Full type safety: every MCP tool response is validated against Pydantic models, catching data inconsistencies before they reach your application

02

Model-agnostic architecture. switch between OpenAI, Anthropic, or Gemini without changing your Octoparse integration code

03

Structured output guarantee: Pydantic AI ensures tool results conform to defined schemas, eliminating runtime type errors

04

Dependency injection system cleanly separates your Octoparse connection logic from agent behavior for testable, maintainable code

Octoparse + Pydantic AI Use Cases

Practical scenarios where Pydantic AI combined with the Octoparse MCP Server delivers measurable value.

01

Type-safe data pipelines: query Octoparse with guaranteed response schemas, feeding validated data into downstream processing

02

API orchestration: chain multiple Octoparse tool calls with Pydantic validation at each step to ensure data integrity end-to-end

03

Production monitoring: build validated alert agents that query Octoparse and output structured, schema-compliant notifications

04

Testing and QA: use Pydantic AI's dependency injection to mock Octoparse responses and write comprehensive agent tests

Example Prompts for Octoparse in Pydantic AI

Ready-to-use prompts you can give your Pydantic AI agent to start working with Octoparse immediately.

01

"List all my scraping tasks in Octoparse."

02

"Start running my Amazon product scraping task and check its current status."

03

"Get the extracted data from my latest completed scraping task."

Troubleshooting Octoparse MCP Server with Pydantic AI

Common issues when connecting Octoparse to Pydantic AI through the Vinkius, and how to resolve them.

01

MCPServerHTTP not found

Update: pip install --upgrade pydantic-ai

Octoparse + Pydantic AI FAQ

Common questions about integrating Octoparse MCP Server with Pydantic AI.

01

How does Pydantic AI discover MCP tools?

Create an MCPServerHTTP instance with the server URL. Pydantic AI connects, discovers all tools, and generates typed Python interfaces automatically.
02

Does Pydantic AI validate MCP tool responses?

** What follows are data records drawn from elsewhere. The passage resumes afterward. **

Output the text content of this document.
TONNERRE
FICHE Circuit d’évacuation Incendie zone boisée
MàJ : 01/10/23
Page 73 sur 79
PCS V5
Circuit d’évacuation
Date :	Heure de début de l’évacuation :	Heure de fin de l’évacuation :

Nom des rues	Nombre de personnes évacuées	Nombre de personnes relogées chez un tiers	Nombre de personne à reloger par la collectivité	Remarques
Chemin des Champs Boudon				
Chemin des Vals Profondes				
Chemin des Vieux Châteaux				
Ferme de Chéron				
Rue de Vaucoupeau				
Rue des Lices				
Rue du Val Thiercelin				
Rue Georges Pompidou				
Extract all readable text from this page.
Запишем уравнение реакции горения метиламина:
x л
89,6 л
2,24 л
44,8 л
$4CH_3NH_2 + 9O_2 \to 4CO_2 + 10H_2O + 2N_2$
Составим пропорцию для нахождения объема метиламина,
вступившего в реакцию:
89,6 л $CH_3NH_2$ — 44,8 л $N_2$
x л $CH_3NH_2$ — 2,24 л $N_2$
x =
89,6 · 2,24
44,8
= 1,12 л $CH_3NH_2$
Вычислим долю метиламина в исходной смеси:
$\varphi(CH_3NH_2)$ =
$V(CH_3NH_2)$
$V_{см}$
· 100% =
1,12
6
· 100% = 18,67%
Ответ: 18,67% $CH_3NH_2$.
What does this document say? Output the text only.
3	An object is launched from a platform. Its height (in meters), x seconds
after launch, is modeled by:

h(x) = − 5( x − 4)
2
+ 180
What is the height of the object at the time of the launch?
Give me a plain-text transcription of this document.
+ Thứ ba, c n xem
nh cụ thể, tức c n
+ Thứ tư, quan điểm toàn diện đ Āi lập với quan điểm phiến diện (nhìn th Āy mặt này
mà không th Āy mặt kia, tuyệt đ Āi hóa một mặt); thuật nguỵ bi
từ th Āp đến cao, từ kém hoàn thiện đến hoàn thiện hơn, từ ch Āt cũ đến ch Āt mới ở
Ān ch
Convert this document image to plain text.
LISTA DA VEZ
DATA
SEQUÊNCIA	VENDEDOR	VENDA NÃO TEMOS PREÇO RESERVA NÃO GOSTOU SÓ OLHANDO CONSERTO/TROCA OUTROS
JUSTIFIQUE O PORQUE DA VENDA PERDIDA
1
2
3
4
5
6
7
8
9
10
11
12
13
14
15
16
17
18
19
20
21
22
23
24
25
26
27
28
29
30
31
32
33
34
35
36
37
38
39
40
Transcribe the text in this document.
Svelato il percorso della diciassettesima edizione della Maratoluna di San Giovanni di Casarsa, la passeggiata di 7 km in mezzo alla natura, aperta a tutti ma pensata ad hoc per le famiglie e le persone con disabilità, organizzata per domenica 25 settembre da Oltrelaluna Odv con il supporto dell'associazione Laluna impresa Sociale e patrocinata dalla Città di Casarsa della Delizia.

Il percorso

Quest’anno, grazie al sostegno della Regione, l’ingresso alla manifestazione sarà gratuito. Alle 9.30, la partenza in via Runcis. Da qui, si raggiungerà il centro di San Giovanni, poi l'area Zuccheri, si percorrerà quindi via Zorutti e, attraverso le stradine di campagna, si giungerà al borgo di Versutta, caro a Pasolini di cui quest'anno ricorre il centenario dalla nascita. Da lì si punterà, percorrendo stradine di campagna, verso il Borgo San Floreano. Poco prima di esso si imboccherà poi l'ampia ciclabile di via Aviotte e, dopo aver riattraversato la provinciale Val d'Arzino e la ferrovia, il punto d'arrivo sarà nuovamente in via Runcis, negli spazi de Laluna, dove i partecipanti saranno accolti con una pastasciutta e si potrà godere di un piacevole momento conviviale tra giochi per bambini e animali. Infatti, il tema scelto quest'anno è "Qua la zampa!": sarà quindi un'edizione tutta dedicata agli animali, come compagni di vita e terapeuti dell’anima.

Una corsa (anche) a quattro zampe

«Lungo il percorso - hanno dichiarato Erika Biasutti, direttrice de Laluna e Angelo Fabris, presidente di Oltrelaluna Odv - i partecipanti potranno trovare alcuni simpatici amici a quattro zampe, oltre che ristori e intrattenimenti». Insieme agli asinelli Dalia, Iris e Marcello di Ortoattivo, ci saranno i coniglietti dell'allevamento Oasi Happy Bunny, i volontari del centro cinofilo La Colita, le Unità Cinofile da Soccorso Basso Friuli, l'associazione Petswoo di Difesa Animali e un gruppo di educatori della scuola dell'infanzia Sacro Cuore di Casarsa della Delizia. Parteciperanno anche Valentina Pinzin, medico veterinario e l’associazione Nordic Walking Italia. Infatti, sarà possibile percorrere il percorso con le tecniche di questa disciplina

Yes. When you define result types as Pydantic models, every tool response is validated against the schema. Invalid data raises a clear error instead of silently corrupting your pipeline.
03

Can I switch LLM providers without changing MCP code?

Absolutely. Pydantic AI abstracts the model layer. your Octoparse MCP integration works identically with OpenAI, Anthropic, Google, or any supported provider.